More common are quotas or similar affirmative action policies for hiring women and disabled people. These also have their special justification based on increasing representation of grossly under-represented or marginalized groups and to advance social diversity. They are not based on race. In fact, few if any countries in the world impose quotas mainly on the basis of race and ‘historical entitlement’ as Malaysia is doing.
Where affirmative action policies are deemed necessary, they may be implemented following widespread public agreement and the imposition of various safeguards including public scrutiny and accountability at all times. Administrative actions in designing and implementing such programmes have to be made fully transparent to ensure that the means justify the ends and also to prevent abuse or partisan practice.
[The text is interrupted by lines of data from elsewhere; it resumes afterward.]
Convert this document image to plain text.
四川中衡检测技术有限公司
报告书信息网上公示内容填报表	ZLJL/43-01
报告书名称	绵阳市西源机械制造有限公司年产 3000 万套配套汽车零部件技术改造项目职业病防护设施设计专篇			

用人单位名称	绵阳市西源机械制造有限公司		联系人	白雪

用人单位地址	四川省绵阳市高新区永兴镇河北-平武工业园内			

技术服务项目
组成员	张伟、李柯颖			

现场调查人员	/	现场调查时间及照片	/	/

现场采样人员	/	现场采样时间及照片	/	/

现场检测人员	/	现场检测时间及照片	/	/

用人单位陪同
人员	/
We should learn from the experience of our recent history and from other countries that have attempted to implement race based quota policies in private sector employment. Richard A. Epstein in his book, Forbidden Grounds: The Case against Employment Discrimination Laws, has argued that the modern civil rights laws found in the United States are flawed in negating freedom of association and have led to government coercion that threatens markets and, ultimately, liberty.
“At bottom are only two pure forms of legislation – productive and redistributive,” he points out. “Anti-discrimination legislation is always of the second kind. The form of redistribution is covert; it is capricious, it is expensive and it is wasteful.”
Epstein also makes the key economic point: If we want to subsidize a “protected class”, he writes, it can be done more efficiently by just giving grants.
Whilst generally agreeing with Prof. Epstein and other critics of the folly of using quota policies to correct whatever deficiencies that may be found in the private sector, resort to this drastic measure in the public sector in Malaysia may be the only way to bring about fairness, competitiveness and representativeness in our bureaucracy.
A quota-based affirmative action policy ensuring a reasonable proportion of minorities in the country’s civil service may not be the solution to the many structural problems that are found in the civil service and other government institutions. However, it may be the only guarantee of race-neutral policies and services.